Maître Anselme Joliton était notaire à Ponteilles depuis douze ans. Il avait succédé à maître Léonce Vertbled. Selon le rythme habituel, maître Vertbled, après vingt années d’exercice loyal et de confiance universelle, était parti un matin d’avril — ô joies du printemps — avec tout l’argent déposé dans son étude, tout l’argent de la Fabrique, dont il était le trésorier, tout l’argent d’un certain baron de Vissepet dont il gérait les propriétés, pour le compte de qui il touchait fermages, arrérages et redevances et qui se tua, le pauvre baron, découragé à la pensée qu’il devrait désormais les toucher lui-même, ce dont il ne se sentait pas capable… Le plus douloureux, ce n’était pas ce que maître Vertbled emportait, c’était ce qu’il laissait… Non seulement maître Vertbled était un génial voleur, c’était un puissant ironiste. Il laissait une situation tellement inextricable, au point de vue des attributions hypothécaires, et même des origines de la propriété dans tout le canton, qu’il en résulta de nombreux procès, dont quelques-uns se plaident encore, se plaideront longtemps, se plaideront peut-être toujours. Presque tout le pays fut ruiné, plus que ruiné, bouleversé de fond en comble. Il semblait qu’une révolution sociale fût passée sur lui. Par suite de faux, par suite de manœuvres frauduleuses, comme on n’en avait pas encore vu jusqu’ici, il arriva que certains furent dépouillés de terres qu’ils possédaient de père en fils, légitimement. D’autres se virent attribuer des terres qu’ils ne possédaient pas. Personne ne savait plus ce qu’il avait ou ce qu’il n’avait pas. Effroyable gabegie, dont on ignore à l’heure actuelle si l’on sortira un jour.

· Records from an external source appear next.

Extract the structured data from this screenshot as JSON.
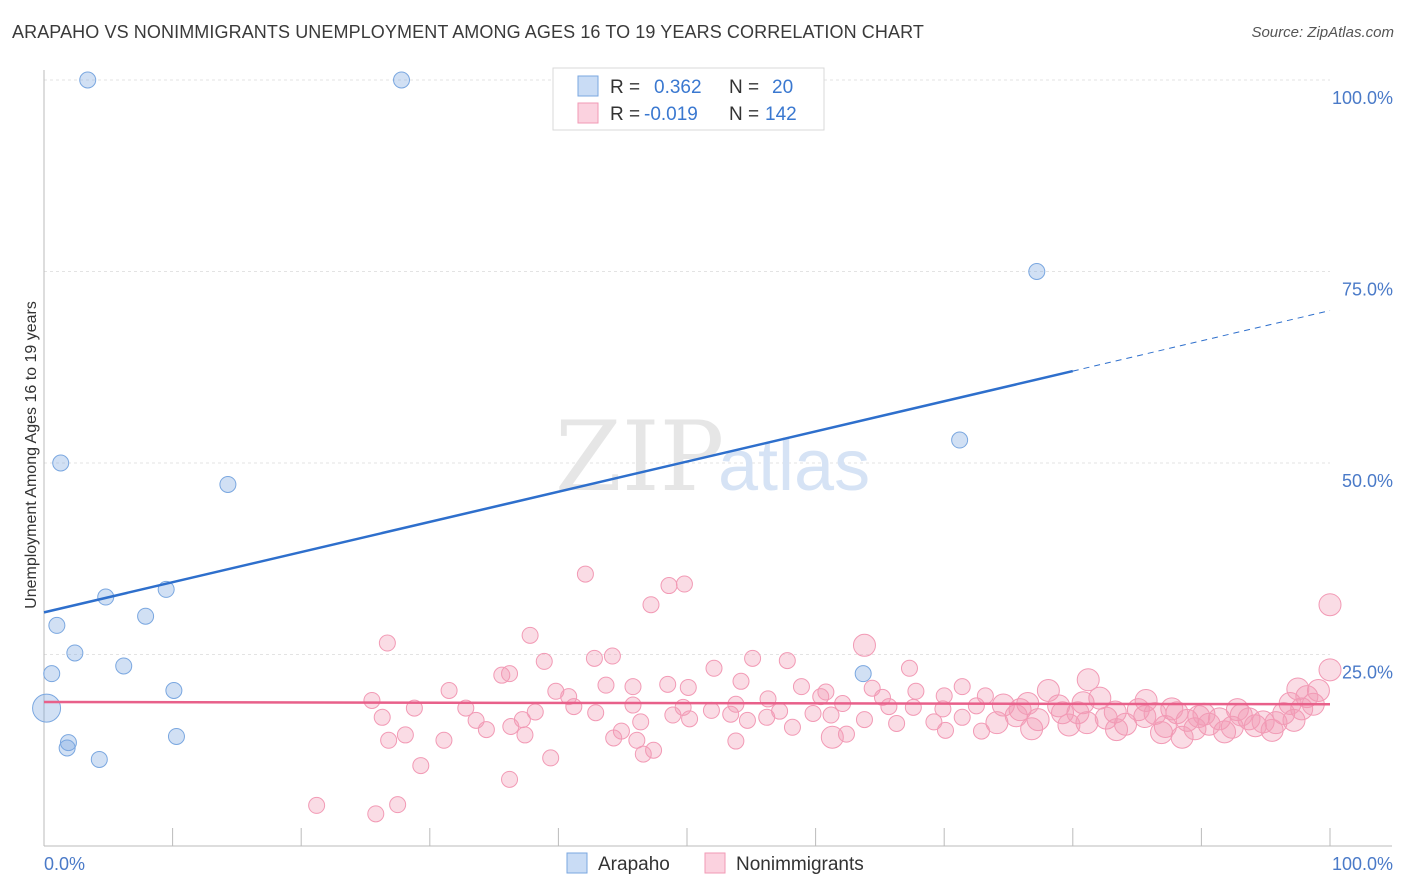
{
  "header": {
    "title": "ARAPAHO VS NONIMMIGRANTS UNEMPLOYMENT AMONG AGES 16 TO 19 YEARS CORRELATION CHART",
    "source": "Source: ZipAtlas.com"
  },
  "watermark": {
    "zip": "ZIP",
    "atlas": "atlas"
  },
  "chart_data": {
    "type": "scatter",
    "title": "ARAPAHO VS NONIMMIGRANTS UNEMPLOYMENT AMONG AGES 16 TO 19 YEARS CORRELATION CHART",
    "xlabel": "",
    "ylabel": "Unemployment Among Ages 16 to 19 years",
    "xlim": [
      0,
      100
    ],
    "ylim": [
      0,
      100
    ],
    "x_tick_labels": [
      "0.0%",
      "100.0%"
    ],
    "y_tick_labels": [
      "25.0%",
      "50.0%",
      "75.0%",
      "100.0%"
    ],
    "y_tick_values": [
      25,
      50,
      75,
      100
    ],
    "grid": true,
    "legend_position": "top-center",
    "colors": {
      "arapaho": "#7aa7e0",
      "nonimmigrants": "#f29ab5",
      "arapaho_line": "#2e6fcc",
      "nonimmigrants_line": "#e8608a"
    },
    "stats": [
      {
        "series": "Arapaho",
        "r_label": "R =",
        "r": "0.362",
        "n_label": "N =",
        "n": "20"
      },
      {
        "series": "Nonimmigrants",
        "r_label": "R =",
        "r": "-0.019",
        "n_label": "N =",
        "n": "142"
      }
    ],
    "series": [
      {
        "name": "Arapaho",
        "trend": {
          "x0": 0,
          "y0": 30.5,
          "x1": 80,
          "y1": 62.0,
          "dashed_to_x": 100,
          "dashed_to_y": 69.9
        },
        "points": [
          [
            3.4,
            100,
            8
          ],
          [
            27.8,
            100,
            8
          ],
          [
            77.2,
            75,
            8
          ],
          [
            71.2,
            53,
            8
          ],
          [
            1.3,
            50,
            8
          ],
          [
            14.3,
            47.2,
            8
          ],
          [
            4.8,
            32.5,
            8
          ],
          [
            9.5,
            33.5,
            8
          ],
          [
            7.9,
            30,
            8
          ],
          [
            1.0,
            28.8,
            8
          ],
          [
            2.4,
            25.2,
            8
          ],
          [
            6.2,
            23.5,
            8
          ],
          [
            0.6,
            22.5,
            8
          ],
          [
            10.1,
            20.3,
            8
          ],
          [
            63.7,
            22.5,
            8
          ],
          [
            10.3,
            14.3,
            8
          ],
          [
            1.9,
            13.5,
            8
          ],
          [
            1.8,
            12.8,
            8
          ],
          [
            4.3,
            11.3,
            8
          ],
          [
            0.2,
            18,
            14
          ]
        ]
      },
      {
        "name": "Nonimmigrants",
        "trend": {
          "x0": 0,
          "y0": 18.8,
          "x1": 100,
          "y1": 18.5
        },
        "points": [
          [
            42.1,
            35.5,
            8
          ],
          [
            49.8,
            34.2,
            8
          ],
          [
            48.6,
            34,
            8
          ],
          [
            47.2,
            31.5,
            8
          ],
          [
            100,
            31.5,
            11
          ],
          [
            37.8,
            27.5,
            8
          ],
          [
            26.7,
            26.5,
            8
          ],
          [
            63.8,
            26.2,
            11
          ],
          [
            44.2,
            24.8,
            8
          ],
          [
            42.8,
            24.5,
            8
          ],
          [
            38.9,
            24.1,
            8
          ],
          [
            52.1,
            23.2,
            8
          ],
          [
            36.2,
            22.5,
            8
          ],
          [
            67.3,
            23.2,
            8
          ],
          [
            100,
            23,
            11
          ],
          [
            55.1,
            24.5,
            8
          ],
          [
            57.8,
            24.2,
            8
          ],
          [
            50.1,
            20.7,
            8
          ],
          [
            54.2,
            21.5,
            8
          ],
          [
            58.9,
            20.8,
            8
          ],
          [
            43.7,
            21,
            8
          ],
          [
            45.8,
            20.8,
            8
          ],
          [
            31.5,
            20.3,
            8
          ],
          [
            39.8,
            20.2,
            8
          ],
          [
            48.5,
            21.1,
            8
          ],
          [
            56.3,
            19.2,
            8
          ],
          [
            65.2,
            19.4,
            8
          ],
          [
            60.4,
            19.5,
            8
          ],
          [
            70,
            19.6,
            8
          ],
          [
            73.2,
            19.6,
            8
          ],
          [
            81.2,
            21.7,
            11
          ],
          [
            97.5,
            20.5,
            11
          ],
          [
            67.8,
            20.2,
            8
          ],
          [
            82.1,
            19.3,
            11
          ],
          [
            85.7,
            19,
            11
          ],
          [
            25.5,
            19,
            8
          ],
          [
            28.8,
            18,
            8
          ],
          [
            32.8,
            18,
            8
          ],
          [
            41.2,
            18.2,
            8
          ],
          [
            45.8,
            18.4,
            8
          ],
          [
            49.7,
            18.1,
            8
          ],
          [
            53.8,
            18.5,
            8
          ],
          [
            57.2,
            17.6,
            8
          ],
          [
            59.8,
            17.3,
            8
          ],
          [
            62.1,
            18.6,
            8
          ],
          [
            65.7,
            18.2,
            8
          ],
          [
            69.9,
            17.9,
            8
          ],
          [
            72.5,
            18.3,
            8
          ],
          [
            74.6,
            18.4,
            11
          ],
          [
            76.5,
            18.6,
            11
          ],
          [
            78.9,
            18.3,
            11
          ],
          [
            80.4,
            17.4,
            11
          ],
          [
            83.3,
            17.5,
            11
          ],
          [
            86.4,
            17.3,
            11
          ],
          [
            88.1,
            17.4,
            11
          ],
          [
            89.8,
            16.9,
            11
          ],
          [
            91.4,
            16.6,
            11
          ],
          [
            93.1,
            17.1,
            11
          ],
          [
            94.8,
            16.2,
            11
          ],
          [
            96.4,
            17.3,
            11
          ],
          [
            97.8,
            17.9,
            11
          ],
          [
            98.7,
            18.5,
            11
          ],
          [
            26.3,
            16.8,
            8
          ],
          [
            33.6,
            16.4,
            8
          ],
          [
            37.2,
            16.5,
            8
          ],
          [
            42.9,
            17.4,
            8
          ],
          [
            46.4,
            16.2,
            8
          ],
          [
            50.2,
            16.6,
            8
          ],
          [
            53.4,
            17.2,
            8
          ],
          [
            56.2,
            16.8,
            8
          ],
          [
            61.2,
            17.1,
            8
          ],
          [
            63.8,
            16.5,
            8
          ],
          [
            66.3,
            16,
            8
          ],
          [
            69.2,
            16.2,
            8
          ],
          [
            71.4,
            16.8,
            8
          ],
          [
            74.1,
            16.1,
            11
          ],
          [
            75.6,
            17,
            11
          ],
          [
            77.3,
            16.5,
            11
          ],
          [
            79.2,
            17.4,
            11
          ],
          [
            81.1,
            16.1,
            11
          ],
          [
            84.1,
            15.9,
            11
          ],
          [
            85.6,
            16.9,
            11
          ],
          [
            87.2,
            15.6,
            11
          ],
          [
            88.9,
            16.4,
            11
          ],
          [
            90.6,
            15.9,
            11
          ],
          [
            92.4,
            15.5,
            11
          ],
          [
            94.2,
            15.7,
            11
          ],
          [
            95.8,
            16.1,
            11
          ],
          [
            97.2,
            16.4,
            11
          ],
          [
            34.4,
            15.2,
            8
          ],
          [
            36.3,
            15.6,
            8
          ],
          [
            58.2,
            15.5,
            8
          ],
          [
            62.4,
            14.6,
            8
          ],
          [
            70.1,
            15.1,
            8
          ],
          [
            72.9,
            15,
            8
          ],
          [
            76.8,
            15.3,
            11
          ],
          [
            79.7,
            15.8,
            11
          ],
          [
            83.4,
            15.2,
            11
          ],
          [
            86.9,
            14.8,
            11
          ],
          [
            89.5,
            15.3,
            11
          ],
          [
            91.8,
            14.9,
            11
          ],
          [
            95.5,
            15.1,
            11
          ],
          [
            26.8,
            13.8,
            8
          ],
          [
            37.4,
            14.5,
            8
          ],
          [
            44.3,
            14.1,
            8
          ],
          [
            46.1,
            13.8,
            8
          ],
          [
            53.8,
            13.7,
            8
          ],
          [
            61.3,
            14.2,
            11
          ],
          [
            88.5,
            14.2,
            11
          ],
          [
            29.3,
            10.5,
            8
          ],
          [
            36.2,
            8.7,
            8
          ],
          [
            39.4,
            11.5,
            8
          ],
          [
            46.6,
            12,
            8
          ],
          [
            47.4,
            12.5,
            8
          ],
          [
            21.2,
            5.3,
            8
          ],
          [
            25.8,
            4.2,
            8
          ],
          [
            27.5,
            5.4,
            8
          ],
          [
            28.1,
            14.5,
            8
          ],
          [
            31.1,
            13.8,
            8
          ],
          [
            35.6,
            22.3,
            8
          ],
          [
            38.2,
            17.5,
            8
          ],
          [
            40.8,
            19.5,
            8
          ],
          [
            44.9,
            15,
            8
          ],
          [
            48.9,
            17.1,
            8
          ],
          [
            51.9,
            17.7,
            8
          ],
          [
            54.7,
            16.4,
            8
          ],
          [
            60.8,
            20.1,
            8
          ],
          [
            64.4,
            20.6,
            8
          ],
          [
            67.6,
            18.1,
            8
          ],
          [
            71.4,
            20.8,
            8
          ],
          [
            75.9,
            17.8,
            11
          ],
          [
            78.1,
            20.3,
            11
          ],
          [
            80.8,
            18.7,
            11
          ],
          [
            82.6,
            16.7,
            11
          ],
          [
            85.1,
            17.8,
            11
          ],
          [
            87.7,
            17.9,
            11
          ],
          [
            90.2,
            17.2,
            11
          ],
          [
            93.7,
            16.6,
            11
          ],
          [
            96.9,
            18.6,
            11
          ],
          [
            98.2,
            19.5,
            11
          ],
          [
            99.1,
            20.3,
            11
          ],
          [
            92.8,
            17.8,
            11
          ]
        ]
      }
    ]
  }
}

C’est dans ces conditions difficiles que maître Anselme Joliton, clerc principal dans une petite ville de la Touraine, arriva, inconnu à Ponteilles. Il ne fut pas accueilli à coups de fourche ; on le reçut comme un sauveur.

Un moment, on avait même craint qu’il n’arrangeât la situation extraordinaire laissée par maître Vertbled, qu’il remît les choses à leur vraie place, les propriétés à leurs véritables propriétaires. Par bonheur, il n’en fut rien. Cette situation, il la compliqua encore. Cela lui valut d’emblée la confiance de tout le monde.

Durant douze ans d’ailleurs, il se montra digne de cette confiance.

On se disait ce qu’on s’était dit de maître Vertbled, ce qu’on s’était dit du prédécesseur de maître Vertbled, ce qu’on s’était dit de tous les notaires qui, depuis qu’il y a des notaires, s’étaient succédé à Ponteilles…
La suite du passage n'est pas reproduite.